Michael Leahy is a visiting associate professor of health sciences at Linfield College at its Portland campus.

 



Comments

I wouldn't call Professor Leahy's comments cynical. The change in tone of The Regence Group's approach to policy and doing business under its current top leadership is real, and Leahy draws the contrast well compared to earlier years and the "old" BlueCross BlueShield of Oregon before Regence, and during its early years under Dick Woolworth's leadership as CEO. Sure, the executives were well paid in those years too--but at least within the envelope commonly viewed as appropriate for a taxable nonprofit health insurance company in the BlueCross BlueShield Association nationally. Now we see CEO pay in the two million a year range and local presidents' and Regence senior/executive VPs' pay in the million dollar range, higher by far than earlier days as recent as the early 2000s. Federal regulators may soon be looking at executive compensation at Regence as to whether it is within the bounds acceptable for nonprofit designation (see previous Lund Report articles.) And we see Regence advocacy in the regulatory and legislative realm that reminds me of the big banks, and their desire to have no barriers placed in the way of making money--even at the expense of major health needs in the communities served (read: the opposition to recent ballot measures). See this link to MIT economist Simon Johnson's recent post about the dominance of capital over other values, and see if it reminds you of this discussion at least a bit:

http://baselinescenario.com/2010/02/18/capital-controls-again/?utm_source=feedburner&utm_medium=email&utm_campaign=Feed:+BaselineScenario+(The+Baseline+Scenario)

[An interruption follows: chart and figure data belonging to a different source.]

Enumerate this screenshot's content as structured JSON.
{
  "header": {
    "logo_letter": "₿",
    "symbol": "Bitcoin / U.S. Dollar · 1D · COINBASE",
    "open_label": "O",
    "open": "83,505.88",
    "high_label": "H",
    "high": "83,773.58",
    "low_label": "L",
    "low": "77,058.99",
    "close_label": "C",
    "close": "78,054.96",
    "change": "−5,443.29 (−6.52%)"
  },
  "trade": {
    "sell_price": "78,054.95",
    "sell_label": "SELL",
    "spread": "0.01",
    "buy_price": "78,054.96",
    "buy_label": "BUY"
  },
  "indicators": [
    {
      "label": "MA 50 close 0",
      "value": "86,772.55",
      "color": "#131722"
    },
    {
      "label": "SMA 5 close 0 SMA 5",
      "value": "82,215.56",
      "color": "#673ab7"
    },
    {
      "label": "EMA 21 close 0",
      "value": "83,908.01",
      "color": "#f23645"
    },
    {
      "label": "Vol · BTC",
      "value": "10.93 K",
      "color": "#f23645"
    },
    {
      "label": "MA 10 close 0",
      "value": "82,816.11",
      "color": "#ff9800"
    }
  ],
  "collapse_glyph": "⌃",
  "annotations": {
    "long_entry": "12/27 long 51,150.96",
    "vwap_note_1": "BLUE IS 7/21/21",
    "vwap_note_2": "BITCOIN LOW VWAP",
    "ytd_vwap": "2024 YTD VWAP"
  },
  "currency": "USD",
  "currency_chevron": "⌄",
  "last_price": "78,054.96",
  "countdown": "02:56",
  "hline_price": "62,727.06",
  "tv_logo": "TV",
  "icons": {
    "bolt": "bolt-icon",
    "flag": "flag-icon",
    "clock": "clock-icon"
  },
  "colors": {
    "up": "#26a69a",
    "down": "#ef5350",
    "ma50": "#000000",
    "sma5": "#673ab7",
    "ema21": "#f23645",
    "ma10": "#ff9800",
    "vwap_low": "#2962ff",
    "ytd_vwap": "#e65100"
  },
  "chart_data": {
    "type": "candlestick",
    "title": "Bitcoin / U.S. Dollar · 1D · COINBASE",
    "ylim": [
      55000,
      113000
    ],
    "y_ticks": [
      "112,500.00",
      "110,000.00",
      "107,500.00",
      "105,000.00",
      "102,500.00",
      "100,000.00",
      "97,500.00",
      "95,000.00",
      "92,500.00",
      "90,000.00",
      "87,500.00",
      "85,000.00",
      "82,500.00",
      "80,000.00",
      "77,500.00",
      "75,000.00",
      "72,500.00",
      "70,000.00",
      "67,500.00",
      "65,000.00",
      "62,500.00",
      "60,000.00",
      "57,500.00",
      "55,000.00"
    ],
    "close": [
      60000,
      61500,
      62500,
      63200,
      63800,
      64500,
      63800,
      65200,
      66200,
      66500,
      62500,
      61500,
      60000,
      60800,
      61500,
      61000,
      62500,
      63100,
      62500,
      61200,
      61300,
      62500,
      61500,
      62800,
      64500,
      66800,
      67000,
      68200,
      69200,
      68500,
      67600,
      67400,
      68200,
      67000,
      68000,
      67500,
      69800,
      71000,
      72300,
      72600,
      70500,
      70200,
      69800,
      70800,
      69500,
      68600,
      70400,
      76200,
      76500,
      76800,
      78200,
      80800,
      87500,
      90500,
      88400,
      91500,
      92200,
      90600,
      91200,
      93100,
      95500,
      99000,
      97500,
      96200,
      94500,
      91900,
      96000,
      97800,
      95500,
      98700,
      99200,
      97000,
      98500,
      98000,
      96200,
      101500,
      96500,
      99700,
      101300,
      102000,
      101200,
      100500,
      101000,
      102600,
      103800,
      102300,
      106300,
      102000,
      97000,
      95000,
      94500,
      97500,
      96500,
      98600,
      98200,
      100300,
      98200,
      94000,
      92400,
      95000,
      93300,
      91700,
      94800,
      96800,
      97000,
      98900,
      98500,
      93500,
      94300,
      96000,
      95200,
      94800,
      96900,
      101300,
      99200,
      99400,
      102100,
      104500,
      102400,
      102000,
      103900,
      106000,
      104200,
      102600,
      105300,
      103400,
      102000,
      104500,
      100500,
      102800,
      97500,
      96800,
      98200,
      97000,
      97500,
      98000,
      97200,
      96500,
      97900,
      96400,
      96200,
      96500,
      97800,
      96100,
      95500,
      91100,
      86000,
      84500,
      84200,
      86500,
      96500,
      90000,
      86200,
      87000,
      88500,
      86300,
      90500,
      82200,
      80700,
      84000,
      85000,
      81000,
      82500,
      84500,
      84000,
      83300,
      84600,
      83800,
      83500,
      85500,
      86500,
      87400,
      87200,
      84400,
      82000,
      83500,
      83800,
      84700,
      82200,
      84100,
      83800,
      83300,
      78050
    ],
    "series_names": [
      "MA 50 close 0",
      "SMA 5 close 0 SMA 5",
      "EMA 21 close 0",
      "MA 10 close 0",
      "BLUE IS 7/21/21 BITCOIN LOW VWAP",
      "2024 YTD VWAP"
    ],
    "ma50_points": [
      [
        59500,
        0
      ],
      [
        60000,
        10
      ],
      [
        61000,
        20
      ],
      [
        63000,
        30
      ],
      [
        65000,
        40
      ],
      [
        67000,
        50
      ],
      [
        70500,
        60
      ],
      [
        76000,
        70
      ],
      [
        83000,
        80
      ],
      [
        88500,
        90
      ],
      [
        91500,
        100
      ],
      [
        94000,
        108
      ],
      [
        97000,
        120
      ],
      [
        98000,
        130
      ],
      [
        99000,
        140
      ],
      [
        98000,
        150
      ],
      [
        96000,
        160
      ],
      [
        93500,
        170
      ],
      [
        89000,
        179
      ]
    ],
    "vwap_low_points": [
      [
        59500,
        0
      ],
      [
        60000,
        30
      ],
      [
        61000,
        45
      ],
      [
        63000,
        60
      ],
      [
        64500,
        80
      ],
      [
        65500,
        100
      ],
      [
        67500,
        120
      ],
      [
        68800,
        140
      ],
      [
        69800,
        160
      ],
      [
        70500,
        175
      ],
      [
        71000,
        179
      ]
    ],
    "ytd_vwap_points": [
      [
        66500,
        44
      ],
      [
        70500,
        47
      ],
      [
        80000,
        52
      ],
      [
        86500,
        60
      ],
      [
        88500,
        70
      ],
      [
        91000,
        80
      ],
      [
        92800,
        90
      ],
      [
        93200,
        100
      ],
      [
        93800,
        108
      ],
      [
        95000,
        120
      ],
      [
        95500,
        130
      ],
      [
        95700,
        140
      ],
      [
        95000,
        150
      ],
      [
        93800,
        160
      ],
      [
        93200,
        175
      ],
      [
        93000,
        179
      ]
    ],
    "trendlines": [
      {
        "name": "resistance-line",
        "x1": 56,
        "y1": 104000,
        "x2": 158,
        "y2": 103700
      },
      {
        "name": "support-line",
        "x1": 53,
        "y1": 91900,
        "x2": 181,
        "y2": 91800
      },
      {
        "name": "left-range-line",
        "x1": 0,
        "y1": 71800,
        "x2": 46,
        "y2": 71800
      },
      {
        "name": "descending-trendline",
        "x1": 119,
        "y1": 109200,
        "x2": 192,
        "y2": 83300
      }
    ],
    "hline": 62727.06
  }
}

Yes, large nonprofit health plans are fundamentally financial organizations in character and few of them don't show that in their activities. But there are degrees of that behavior over a rather wide range.

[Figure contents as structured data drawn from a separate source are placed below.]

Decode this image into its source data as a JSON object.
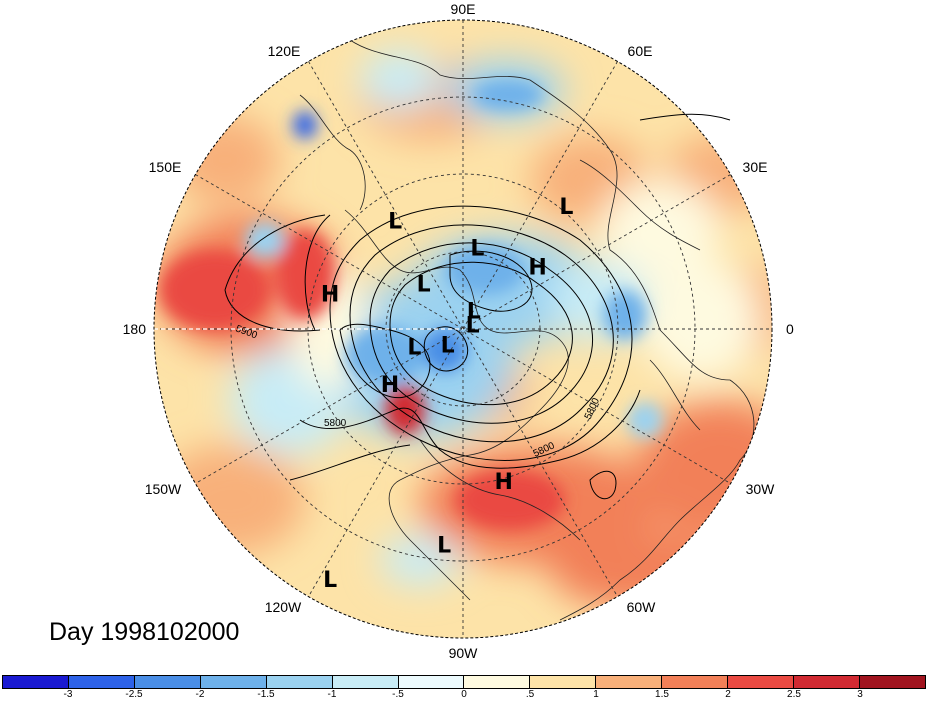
{
  "title": "Day 1998102000",
  "longitude_labels": [
    "90E",
    "60E",
    "30E",
    "0",
    "30W",
    "60W",
    "90W",
    "120W",
    "150W",
    "180",
    "150E",
    "120E"
  ],
  "contour_labels": [
    "5900",
    "5800",
    "5800",
    "5800"
  ],
  "pressure_centers": [
    {
      "type": "L",
      "lat": 60,
      "lon": 80
    },
    {
      "type": "L",
      "lat": 35,
      "lon": 50
    },
    {
      "type": "H",
      "lat": 55,
      "lon": 40
    },
    {
      "type": "L",
      "lat": 45,
      "lon": 122
    },
    {
      "type": "H",
      "lat": 42,
      "lon": 165
    },
    {
      "type": "L",
      "lat": 68,
      "lon": 131
    },
    {
      "type": "L",
      "lat": 82,
      "lon": 60
    },
    {
      "type": "L",
      "lat": 86,
      "lon": 26
    },
    {
      "type": "L",
      "lat": 71,
      "lon": -160
    },
    {
      "type": "L",
      "lat": 82,
      "lon": -135
    },
    {
      "type": "H",
      "lat": 57,
      "lon": -143
    },
    {
      "type": "H",
      "lat": 36,
      "lon": -75
    },
    {
      "type": "L",
      "lat": 20,
      "lon": -95
    },
    {
      "type": "L",
      "lat": 5,
      "lon": -118
    }
  ],
  "colorbar": {
    "ticks": [
      "-3",
      "-2.5",
      "-2",
      "-1.5",
      "-1",
      "-.5",
      "0",
      ".5",
      "1",
      "1.5",
      "2",
      "2.5",
      "3"
    ],
    "colors": [
      "#1a1ad2",
      "#2d62e8",
      "#4a8ee6",
      "#6eb1ea",
      "#9bd2f0",
      "#c8ecf6",
      "#ecfafd",
      "#fefae0",
      "#fde3a8",
      "#f8b07a",
      "#f28058",
      "#ea4a42",
      "#d12a32",
      "#a1141f"
    ]
  }
}
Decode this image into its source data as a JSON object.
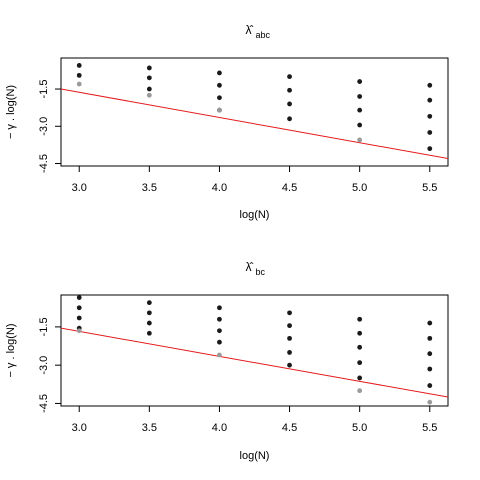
{
  "chart_data": [
    {
      "type": "scatter",
      "title_symbol": "λ̂",
      "title_subscript": "abc",
      "xlabel": "log(N)",
      "ylabel": "− γ . log(N)",
      "xlim": [
        2.87,
        5.63
      ],
      "ylim": [
        -4.6,
        -0.25
      ],
      "xticks": [
        3.0,
        3.5,
        4.0,
        4.5,
        5.0,
        5.5
      ],
      "xtick_labels": [
        "3.0",
        "3.5",
        "4.0",
        "4.5",
        "5.0",
        "5.5"
      ],
      "yticks": [
        -1.5,
        -3.0,
        -4.5
      ],
      "ytick_labels": [
        "-1.5",
        "-3.0",
        "-4.5"
      ],
      "dark_color": "#1a1a1a",
      "gray_color": "#9a9a9a",
      "line_color": "#e41a1c",
      "dark_points": [
        {
          "x": 3.0,
          "y": -0.55
        },
        {
          "x": 3.0,
          "y": -0.95
        },
        {
          "x": 3.5,
          "y": -0.65
        },
        {
          "x": 3.5,
          "y": -1.05
        },
        {
          "x": 3.5,
          "y": -1.5
        },
        {
          "x": 4.0,
          "y": -0.85
        },
        {
          "x": 4.0,
          "y": -1.35
        },
        {
          "x": 4.0,
          "y": -1.85
        },
        {
          "x": 4.0,
          "y": -2.35
        },
        {
          "x": 4.5,
          "y": -1.0
        },
        {
          "x": 4.5,
          "y": -1.55
        },
        {
          "x": 4.5,
          "y": -2.1
        },
        {
          "x": 4.5,
          "y": -2.7
        },
        {
          "x": 5.0,
          "y": -1.2
        },
        {
          "x": 5.0,
          "y": -1.8
        },
        {
          "x": 5.0,
          "y": -2.35
        },
        {
          "x": 5.0,
          "y": -2.95
        },
        {
          "x": 5.5,
          "y": -1.35
        },
        {
          "x": 5.5,
          "y": -1.95
        },
        {
          "x": 5.5,
          "y": -2.6
        },
        {
          "x": 5.5,
          "y": -3.25
        },
        {
          "x": 5.5,
          "y": -3.9
        }
      ],
      "gray_points": [
        {
          "x": 3.0,
          "y": -1.3
        },
        {
          "x": 3.5,
          "y": -1.75
        },
        {
          "x": 4.0,
          "y": -2.35
        },
        {
          "x": 5.0,
          "y": -3.55
        }
      ],
      "line": {
        "x": [
          2.87,
          5.63
        ],
        "y": [
          -1.5,
          -4.3
        ]
      }
    },
    {
      "type": "scatter",
      "title_symbol": "λ̂",
      "title_subscript": "bc",
      "xlabel": "log(N)",
      "ylabel": "− γ . log(N)",
      "xlim": [
        2.87,
        5.63
      ],
      "ylim": [
        -4.6,
        -0.25
      ],
      "xticks": [
        3.0,
        3.5,
        4.0,
        4.5,
        5.0,
        5.5
      ],
      "xtick_labels": [
        "3.0",
        "3.5",
        "4.0",
        "4.5",
        "5.0",
        "5.5"
      ],
      "yticks": [
        -1.5,
        -3.0,
        -4.5
      ],
      "ytick_labels": [
        "-1.5",
        "-3.0",
        "-4.5"
      ],
      "dark_color": "#1a1a1a",
      "gray_color": "#9a9a9a",
      "line_color": "#e41a1c",
      "dark_points": [
        {
          "x": 3.0,
          "y": -0.35
        },
        {
          "x": 3.0,
          "y": -0.75
        },
        {
          "x": 3.0,
          "y": -1.15
        },
        {
          "x": 3.0,
          "y": -1.55
        },
        {
          "x": 3.5,
          "y": -0.55
        },
        {
          "x": 3.5,
          "y": -0.95
        },
        {
          "x": 3.5,
          "y": -1.35
        },
        {
          "x": 3.5,
          "y": -1.75
        },
        {
          "x": 4.0,
          "y": -0.75
        },
        {
          "x": 4.0,
          "y": -1.2
        },
        {
          "x": 4.0,
          "y": -1.65
        },
        {
          "x": 4.0,
          "y": -2.1
        },
        {
          "x": 4.5,
          "y": -0.95
        },
        {
          "x": 4.5,
          "y": -1.45
        },
        {
          "x": 4.5,
          "y": -1.95
        },
        {
          "x": 4.5,
          "y": -2.5
        },
        {
          "x": 4.5,
          "y": -3.0
        },
        {
          "x": 5.0,
          "y": -1.2
        },
        {
          "x": 5.0,
          "y": -1.75
        },
        {
          "x": 5.0,
          "y": -2.3
        },
        {
          "x": 5.0,
          "y": -2.9
        },
        {
          "x": 5.0,
          "y": -3.5
        },
        {
          "x": 5.5,
          "y": -1.35
        },
        {
          "x": 5.5,
          "y": -1.95
        },
        {
          "x": 5.5,
          "y": -2.55
        },
        {
          "x": 5.5,
          "y": -3.15
        },
        {
          "x": 5.5,
          "y": -3.8
        }
      ],
      "gray_points": [
        {
          "x": 3.0,
          "y": -1.65
        },
        {
          "x": 4.0,
          "y": -2.6
        },
        {
          "x": 5.0,
          "y": -4.0
        },
        {
          "x": 5.5,
          "y": -4.45
        }
      ],
      "line": {
        "x": [
          2.87,
          5.63
        ],
        "y": [
          -1.55,
          -4.25
        ]
      }
    }
  ]
}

Professor Leahy: Your surprise and outrage seems cynical. As the recipient of Regence BC/BS mailings, contracts and missives over the years, I realized several years ago that just because you call yourself not-for-profit, does not mean that you are not run by profit-making executives. It just implies how you pay your taxes. Regence is still part of the larger insurance cartel, and they still have carry-over reserves...which most companies would then distribute as profit to their share-holders.
You are correct that Singapore has better, cheaper, and more accessible healthcare than Oregon. So do most of the ex-Soviet satellites, and all of the EU. What is different here is that the statistics about longevity and infant mortality are ignored by our leaders and opinion-makers.
Ever thought of proposing that Singapore, or the Taiwanese or the Swiss be asked to run the OHP? or maybe Medicare itself?